Garam Masala
I have to admit, I’ve been saving this one for when I really had no time or motivation to make a full on recipe. This is mostly because I can’t tell you what it turned out like, as you don’t eat garam masala by itself. You use it in a curry.
So spoiler: there’s no rating and the rest of this blog is utterly pointless.
Day Six: Garam Masala
Reader, it was 1 o’ clock in the morning and I hadn’t yet figured out what I was going to cook. I’d just returned from a dinner out with my old flatmates and I wasn’t hungry at all, but I’d made a commitment dammit!
So, like the princess I am, I asked my dad to collect me from the station and then drop me to the 24 hour petrol station M&S so I could buy some onions. I figured whatever I was going to cook needed onions.
Flicking through Tastefully Yours when I got in did not prove as fruitful (or as vegetab-ul) as one would hope, and the onions were in fact not going to factor into my master plan.
The easiest thing to make at 1 in the morning was in fact Garam Masala. Not the quietest thing to make (sorry to my neighbours) as it required an electric blender, but certainly the easiest.
Just a bunch of powdered ingredients blended and sieved into a jar.
There’s really nothing else to say.
I guess I can tell you a bit about the background of Garam Masala — I mean, you’re here now, I can’t leave you with no takeaways whatsoever.
If you only have one powder / spice in your cupboard, Garam Masala is the one to have. It’s really the only one you need to make a Goan curry: Garam Masala, vinegar, onions, garlic and ginger.
A quick pit-stop at Wikipedia tells me that Garam masala (from garam (“hot”) and masala (a mixture of spices)) is a blend of ground spices originating from South Asia.

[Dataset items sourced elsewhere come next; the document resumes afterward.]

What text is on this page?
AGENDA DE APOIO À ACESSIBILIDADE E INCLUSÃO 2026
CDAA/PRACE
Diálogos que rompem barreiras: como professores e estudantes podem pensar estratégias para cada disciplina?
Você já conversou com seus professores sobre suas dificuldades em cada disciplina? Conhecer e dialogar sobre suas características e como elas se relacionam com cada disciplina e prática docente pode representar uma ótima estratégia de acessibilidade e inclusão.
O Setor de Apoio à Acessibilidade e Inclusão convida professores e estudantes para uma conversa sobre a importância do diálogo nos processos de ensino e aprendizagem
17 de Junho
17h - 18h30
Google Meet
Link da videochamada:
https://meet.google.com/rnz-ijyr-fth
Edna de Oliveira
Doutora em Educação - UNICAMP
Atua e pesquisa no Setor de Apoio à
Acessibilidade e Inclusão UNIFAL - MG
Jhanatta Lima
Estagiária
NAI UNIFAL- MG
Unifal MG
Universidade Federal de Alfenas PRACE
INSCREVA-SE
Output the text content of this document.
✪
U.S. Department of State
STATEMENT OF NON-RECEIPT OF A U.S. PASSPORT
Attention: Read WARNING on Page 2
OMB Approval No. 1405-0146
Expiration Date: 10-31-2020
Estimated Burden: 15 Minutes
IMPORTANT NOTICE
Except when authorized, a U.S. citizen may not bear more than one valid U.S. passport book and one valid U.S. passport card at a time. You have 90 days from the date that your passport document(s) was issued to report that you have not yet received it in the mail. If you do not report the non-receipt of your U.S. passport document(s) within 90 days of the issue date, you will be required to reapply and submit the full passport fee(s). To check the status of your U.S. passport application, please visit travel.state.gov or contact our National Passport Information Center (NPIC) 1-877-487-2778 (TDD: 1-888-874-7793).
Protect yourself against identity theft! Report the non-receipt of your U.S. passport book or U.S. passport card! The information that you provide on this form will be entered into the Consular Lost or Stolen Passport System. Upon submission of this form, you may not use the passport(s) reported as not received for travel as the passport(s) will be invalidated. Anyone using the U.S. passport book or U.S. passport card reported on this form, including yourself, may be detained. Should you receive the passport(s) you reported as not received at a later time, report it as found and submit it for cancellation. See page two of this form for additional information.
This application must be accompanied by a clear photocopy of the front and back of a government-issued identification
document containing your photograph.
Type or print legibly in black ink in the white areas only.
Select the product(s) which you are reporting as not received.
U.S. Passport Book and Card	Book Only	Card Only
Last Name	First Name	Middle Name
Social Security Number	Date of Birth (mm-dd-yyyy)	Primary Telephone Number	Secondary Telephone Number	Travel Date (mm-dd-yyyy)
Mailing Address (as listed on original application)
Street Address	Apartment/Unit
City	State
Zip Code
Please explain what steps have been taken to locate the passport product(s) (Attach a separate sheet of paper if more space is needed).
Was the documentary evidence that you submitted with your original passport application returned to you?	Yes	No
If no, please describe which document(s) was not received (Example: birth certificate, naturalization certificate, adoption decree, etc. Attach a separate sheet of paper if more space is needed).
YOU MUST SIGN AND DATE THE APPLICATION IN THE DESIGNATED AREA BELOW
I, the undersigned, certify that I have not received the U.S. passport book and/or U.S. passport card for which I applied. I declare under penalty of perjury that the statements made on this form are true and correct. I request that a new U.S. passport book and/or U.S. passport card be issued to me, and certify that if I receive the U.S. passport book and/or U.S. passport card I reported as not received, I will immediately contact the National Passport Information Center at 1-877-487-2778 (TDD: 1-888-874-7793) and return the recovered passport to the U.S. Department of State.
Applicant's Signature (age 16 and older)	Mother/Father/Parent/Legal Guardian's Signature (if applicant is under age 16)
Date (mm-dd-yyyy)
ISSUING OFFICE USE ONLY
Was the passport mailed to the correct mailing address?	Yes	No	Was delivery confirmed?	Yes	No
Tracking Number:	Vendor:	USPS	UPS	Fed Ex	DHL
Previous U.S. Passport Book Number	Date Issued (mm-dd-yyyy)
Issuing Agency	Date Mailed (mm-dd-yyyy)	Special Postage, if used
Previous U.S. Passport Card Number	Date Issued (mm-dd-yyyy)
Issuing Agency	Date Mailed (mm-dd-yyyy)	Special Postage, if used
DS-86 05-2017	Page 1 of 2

It is common in Indian, Pakistani, Nepalese, Bangladeshi, Sri Lankan and Caribbean cuisines.
Goan Garam Masala probably has little distinguishable difference from the other masalas, but Goan grandmothers certainly have different Garam Masala recipes to each other.
This is why when the ingredients were all blended, it didn’t smell quite like… home.
So this week I’ve made it my mission to visit my grandmother and make another batch of Garam Masala with her.
For this 1am batch I used: cinnamon powder, cumin, cardamom, cloves, black pepper, and coriander powder. I’ll update you with my grandmother’s ingredients in due course.
But for smell alone, I give this masala a 6/10
P.s. Shoutout to my aunt who stayed up on FaceTime making this with me! Yes she told me off constantly for making my recipe too late today, for being untidy in the kitchen, for setting off the blender too late, for being unprepared, for not using the right blender… but she was also very helpful in giving me the idea to sieve the powder when the chunks of cardamom wouldn’t blend.
Pro-tip: just use the inside of the cardamom pods rather than put the husks in the blender too.